Le harcèlement moral au travail, puni par l’article 222-33-2 du Code pénal, est constitué lorsqu’une personne est la cible d’agissements répétés ayant pour objet ou pour effet une dégradation de ses conditions de travail, susceptible de porter atteinte à ses droits et à sa dignité, d’altérer sa santé physique ou mentale, ou de compromettre son avenir professionnel.

La cour d’appel condamne la société et ses principaux dirigeants pour « harcèlement moral institutionnel », sur le fondement de l’article 222-33-2 du code pénal.

Le harcèlement moral institutionnel est constitué lorsque des dirigeants déploient une politique d’entreprise qui, en connaissance de cause, conduit à une dégradation des conditions de travail de tout ou partie de leurs salariés, susceptible de porter atteinte à leurs droits et à leur dignité, d’altérer leur santé physique ou mentale ou de compromettre leur avenir professionnel.  

Saisie d’un pourvoi, la Cour de cassation doit répondre à la question de savoir si les dirigeants d’une société peuvent être condamnés sur le fondement de la loi réprimant le « harcèlement moral au travail » pour avoir, en connaissance de cause, défini et mis en œuvre une politique générale d’entreprise de nature à entrainer une dégradation des conditions de travail des salariés.  

Oui répond la Cour de cassation qui confirme l’arrêt d’appel.

Selon elle, le « harcèlement moral institutionnel » entre bien dans le champ du « harcèlement moral au travail » tel que le conçoit le Code pénal qui permet de réprimer les agissements répétés qui s’inscrivent dans une « politique d’entreprise », c’est-à-dire l’ensemble des décisions prises par les dirigeants ou les organes dirigeants d’une société visant à établir ses modes de gouvernance et d’action. 

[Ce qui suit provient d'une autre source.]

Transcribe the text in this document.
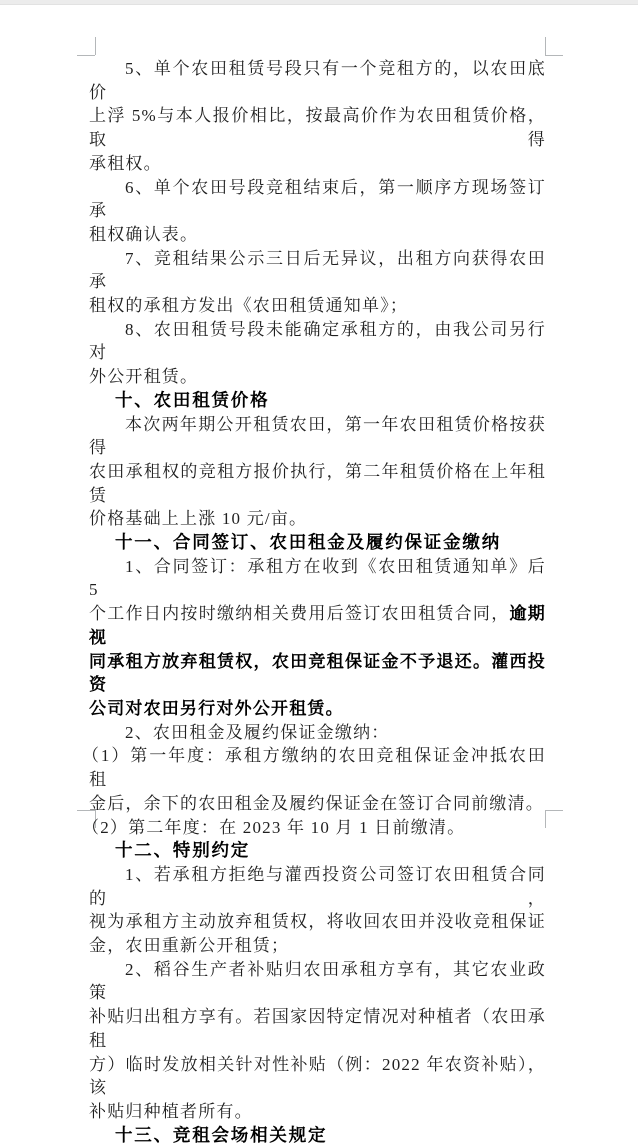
5、单个农田租赁号段只有一个竞租方的，以农田底价
上浮 5%与本人报价相比，按最高价作为农田租赁价格，取得
承租权。
6、单个农田号段竞租结束后，第一顺序方现场签订承
租权确认表。
7、竞租结果公示三日后无异议，出租方向获得农田承
租权的承租方发出《农田租赁通知单》；
8、农田租赁号段未能确定承租方的，由我公司另行对
外公开租赁。
十、农田租赁价格
本次两年期公开租赁农田，第一年农田租赁价格按获得
农田承租权的竞租方报价执行，第二年租赁价格在上年租赁
价格基础上上涨 10 元/亩。
十一、合同签订、农田租金及履约保证金缴纳
1、合同签订：承租方在收到《农田租赁通知单》后 5
个工作日内按时缴纳相关费用后签订农田租赁合同，逾期视
同承租方放弃租赁权，农田竞租保证金不予退还。灌西投资
公司对农田另行对外公开租赁。
2、农田租金及履约保证金缴纳：
（1）第一年度：承租方缴纳的农田竞租保证金冲抵农田租
金后，余下的农田租金及履约保证金在签订合同前缴清。
（2）第二年度：在 2023 年 10 月 1 日前缴清。
十二、特别约定
1、若承租方拒绝与灌西投资公司签订农田租赁合同的，
视为承租方主动放弃租赁权，将收回农田并没收竞租保证
金，农田重新公开租赁；
2、稻谷生产者补贴归农田承租方享有，其它农业政策
补贴归出租方享有。若国家因特定情况对种植者（农田承租
方）临时发放相关针对性补贴（例：2022 年农资补贴），该
补贴归种植者所有。
十三、竞租会场相关规定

Droit à la vie privée du salarié

Ce qu’il faut retenir

L’impossibilité pour un salarié d’être joint en dehors de ses heures de travail, sur son téléphone portable personnel, ne constitue pas une faute justifiant une sanction disciplinaire.

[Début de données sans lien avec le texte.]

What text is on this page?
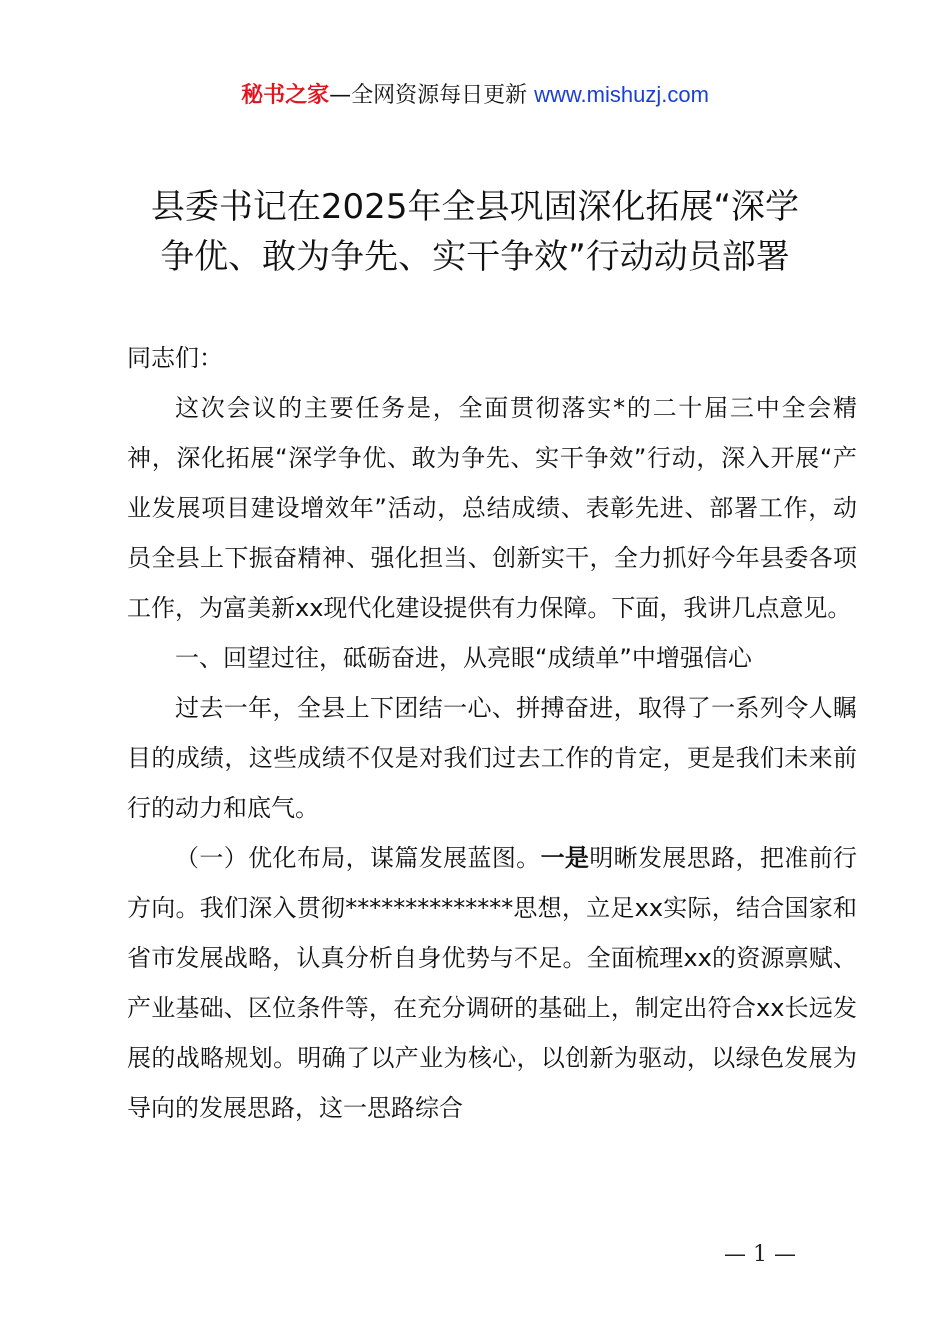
秘书之家—全网资源每日更新 www.mishuzj.com
县委书记在2025年全县巩固深化拓展“深学
争优、敢为争先、实干争效”行动动员部署

同志们：

这次会议的主要任务是，全面贯彻落实*的二十届三中全会精神，深化拓展“深学争优、敢为争先、实干争效”行动，深入开展“产业发展项目建设增效年”活动，总结成绩、表彰先进、部署工作，动员全县上下振奋精神、强化担当、创新实干，全力抓好今年县委各项工作，为富美新xx现代化建设提供有力保障。下面，我讲几点意见。

一、回望过往，砥砺奋进，从亮眼“成绩单”中增强信心

过去一年，全县上下团结一心、拼搏奋进，取得了一系列令人瞩目的成绩，这些成绩不仅是对我们过去工作的肯定，更是我们未来前行的动力和底气。

（一）优化布局，谋篇发展蓝图。一是明晰发展思路，把准前行方向。我们深入贯彻**************思想，立足xx实际，结合国家和省市发展战略，认真分析自身优势与不足。全面梳理xx的资源禀赋、产业基础、区位条件等，在充分调研的基础上，制定出符合xx长远发展的战略规划。明确了以产业为核心，以创新为驱动，以绿色发展为导向的发展思路，这一思路综合

— 1 —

Cass.soc. 9 octobre 2024, n°23-19.063

Le cas détaillé

Un chauffeur routier poids lourd est sanctionné par trois avertissements pour n’avoir pas répondu aux appels et messages de son employeur lors de ses jours de repos.

La cour d’appel donne raison à l’employeur et valide ces sanctions en invoquant une pratique professionnelle établie dans l’entreprise et conforme aux usages du secteur du transport routier. 

Le salarié se pourvoit en cassation. 

La Cour de cassation casse l’arrêt d’appel, estimant que le fait pour un salarié de n’avoir pu être joint en dehors des horaires de travail sur son téléphone portable personnel est dépourvu de caractère fautif, donc ne permet pas de justifier une sanction disciplinaire.

Cette décision de la Cour consacre une protection essentielle des droits des salariés et s’inscrit dans une continuité jurisprudentielle.